El libro arranca con una escena que podría ser un cuadro: Michael J. Fox, el actor de Volver al futuro, enfrentando el Parkinson con una sonrisa que desarma. Elaine usa esta historia como trampolín para explorar cómo algunos logran surfear las olas de la adversidad mientras otros se hunden. A lo largo de sus capítulos, nos guía por experimentos fascinantes: desde voluntarios que ven caras sonrientes en pantallas mientras sus cerebros se iluminan en un escáner, hasta ejercicios prácticos que ella misma probó en su vida, como escribir tres cosas buenas cada noche. Hay un momento inolvidable cuando relata el caso de un veterano de guerra que, tras años de pesadillas, aprendió a redirigir su mente hacia recuerdos de su infancia en las colinas de Gales, un testimonio de cómo el cerebro puede ser un lienzo que rehacemos con paciencia. Fox no esquiva las sombras; dedica páginas enteras a la ansiedad y la depresión, mostrando cómo el “cerebro pesimista” tiende trampas sutiles, pero siempre regresa a la luz, ofreciendo herramientas concretas: mindfulness, reencuadre cognitivo, incluso un paseo bajo el sol.
Lo más destacado de Una mente feliz es su habilidad para convertir la neurociencia en algo tan cotidiano como el café de la mañana. Fox desmonta mitos con elegancia: no, no estamos condenados por nuestros genes; sí, podemos entrenar nuestra mente como un músculo. Nos presenta personajes reales —un taxista londinense que ve el tráfico como un juego, una viuda que encuentra paz en su jardín— y los entrelaza con datos duros, como el hallazgo de que los optimistas tienen un 20% menos de riesgo de enfermedades cardiacas. Hay pasajes que aceleran el pulso, como cuando describe cómo el estrés crónico encoge el hipocampo, y otros que reconfortan, como su relato personal de superar un invierno de dudas con un diario de gratitud. El libro no promete milagros, pero sí una verdad liberadora: nuestras predisposiciones son solo el borrador de una historia que podemos editar.

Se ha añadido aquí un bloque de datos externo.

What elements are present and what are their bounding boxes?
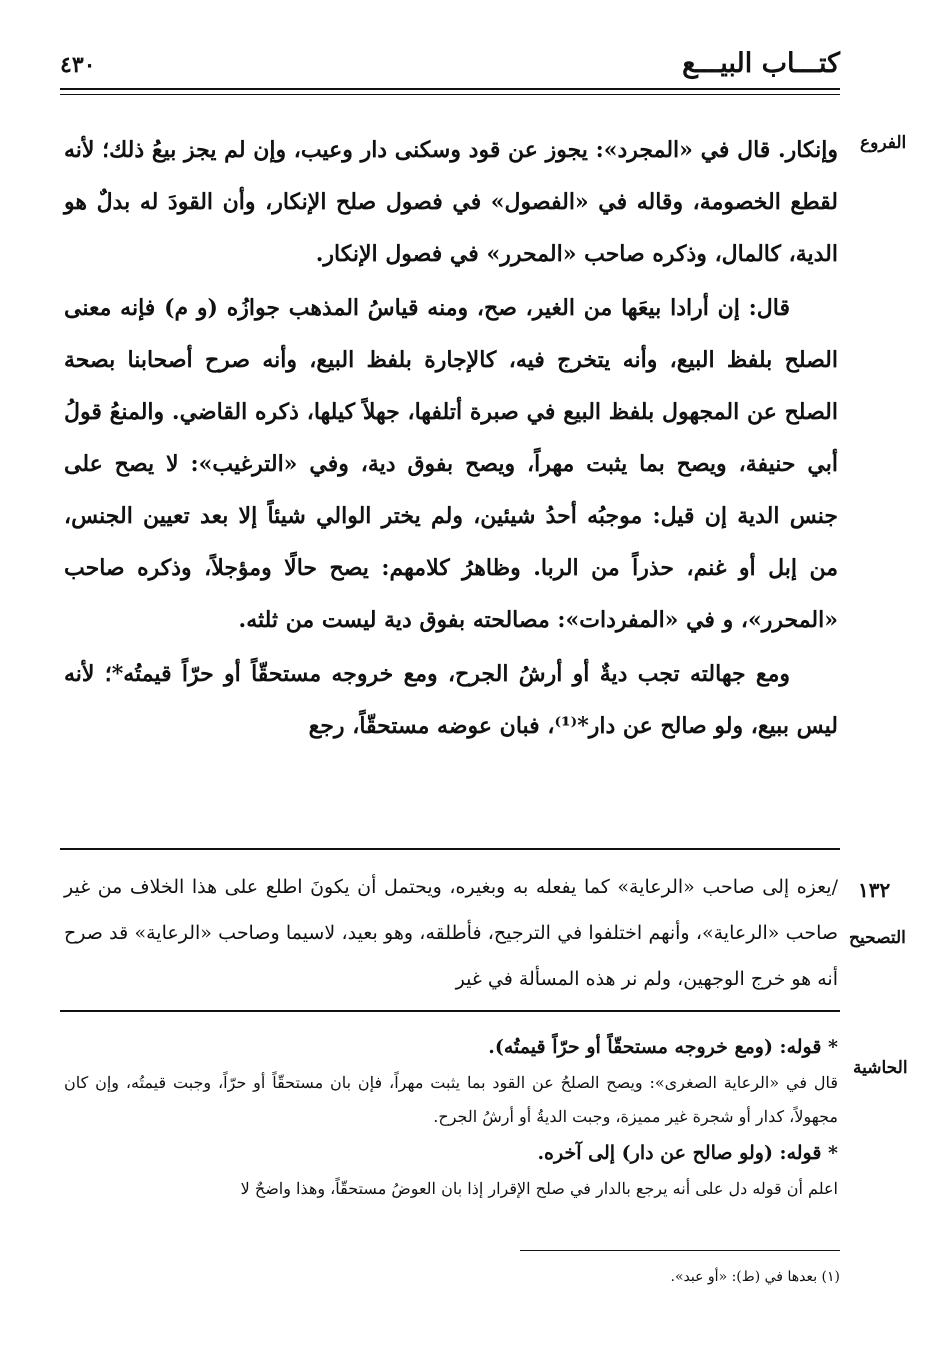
header-rule-thin (60, 94, 840, 95)
tashih-text (64, 864, 838, 1002)
section-divider-hashiya (60, 1010, 840, 1012)
main-text (64, 124, 838, 752)
main-paragraph-2: قال: إن أرادا بيعَها من الغير، صح، ومنه قياسُ المذهب جوازُه (و م) فإنه معنى الصلح بلفظ البيع، وأنه يتخرج فيه، كالإجارة بلفظ البيع، وأنه صرح أصحابنا بصحة الصلح عن المجهول بلفظ البيع في صبرة أتلفها، جهلاً كيلها، ذكره القاضي. والمنعُ قولُ أبي حنيفة، ويصح بما يثبت مهراً، ويصح بفوق دية، وفي «الترغيب»: لا يصح على جنس الدية إن قيل: موجبُه أحدُ شيئين، ولم يختر الوالي شيئاً إلا بعد تعيين الجنس، من إبل أو غنم، حذراً من الربا. وظاهرُ كلامهم: يصح حالًا ومؤجلاً، وذكره صاحب «المحرر»، و في «المفردات»: مصالحته بفوق دية ليست من ثلثه. (64, 295, 838, 633)
section-divider-tashih (60, 848, 840, 850)
header-rule (60, 88, 840, 90)
tashih-paragraph: /يعزه إلى صاحب «الرعاية» كما يفعله به وبغيره، ويحتمل أن يكونَ اطلع على هذا الخلاف من غير صاحب «الرعاية»، وأنهم اختلفوا في الترجيح، فأطلقه، وهو بعيد، لاسيما وصاحب «الرعاية» قد صرح أنه هو خرج الوجهين، ولم نر هذه المسألة في غير (64, 876, 838, 990)
main-paragraph-3: ومع جهالته تجب ديةٌ أو أرشُ الجرح، ومع خروجه مستحقّاً أو حرّاً قيمتُه*؛ لأنه ليس ببيع، ولو صالح عن دار*⁽¹⁾، فبان عوضه مستحقّاً، رجع (64, 661, 838, 739)
margin-label-furu: الفروع (860, 133, 907, 153)
hashiya-comment-1: قال في «الرعاية الصغرى»: ويصح الصلحُ عن القود بما يثبت مهراً، فإن بان مستحقّاً أو حرّاً، وجبت قيمتُه، وإن كان مجهولاً، كدار أو شجرة غير مميزة، وجبت الديةُ أو أرشُ الجرح. (64, 1073, 838, 1126)
hashiya-quote-2: * قوله: (ولو صالح عن دار) إلى آخره. (537, 1142, 838, 1164)
main-paragraph-1: وإنكار. قال في «المجرد»: يجوز عن قود وسكنى دار وعيب، وإن لم يجز بيعُ ذلك؛ لأنه لقطع الخصومة، وقاله في «الفصول» في فصول صلح الإنكار، وأن القودَ له بدلٌ هو الدية، كالمال، وذكره صاحب «المحرر» في فصول الإنكار. (64, 137, 838, 267)
margin-label-hashiya: الحاشية (853, 1058, 908, 1078)
footnote-rule (520, 1250, 840, 1251)
hashiya-quote-1: * قوله: (ومع خروجه مستحقّاً أو حرّاً قيمتُه). (488, 1036, 838, 1058)
page-number: ٤٣٠ (60, 52, 96, 78)
tashih-number: ١٣٢ (858, 878, 891, 902)
hashiya-comment-2: اعلم أن قوله دل على أنه يرجع بالدار في صلح الإقرار إذا بان العوضُ مستحقّاً، وهذا واضحٌ لا (240, 1179, 838, 1198)
running-title: كتـــاب البيـــع (682, 48, 840, 79)
footnote: (١) بعدها في (ط): «أو عبد». (670, 1269, 840, 1285)
page-header (60, 48, 840, 88)
hashiya-text (64, 1028, 838, 1206)
margin-label-tashih: التصحيح (849, 928, 906, 948)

Publicado en un mundo hambriento de esperanza, Una mente feliz llegó como un bálsamo tras la crisis financiera de 2008, cuando el pesimismo parecía una epidemia. Su impacto trasciende lo académico; ha inspirado talleres, charlas TED y hasta un movimiento silencioso de lectores que comparten sus “listas de cosas buenas” en redes sociales. Fox, con su mezcla única de rigor y calidez, nos deja con una certeza: la felicidad no es un don que se recibe, sino una habilidad que se cultiva. Desde el taxista hasta el veterano, desde su propia vida hasta las nuestras, el libro teje un tapiz que no solo explica cómo funciona el optimismo, sino que nos desafía a probarlo. Es una obra que no se lee con los ojos, sino con el alma, un viaje que empieza en el cerebro y termina en el corazón, dejándonos con ganas de mirar al mundo —y a nosotros mismos— con ojos nuevos.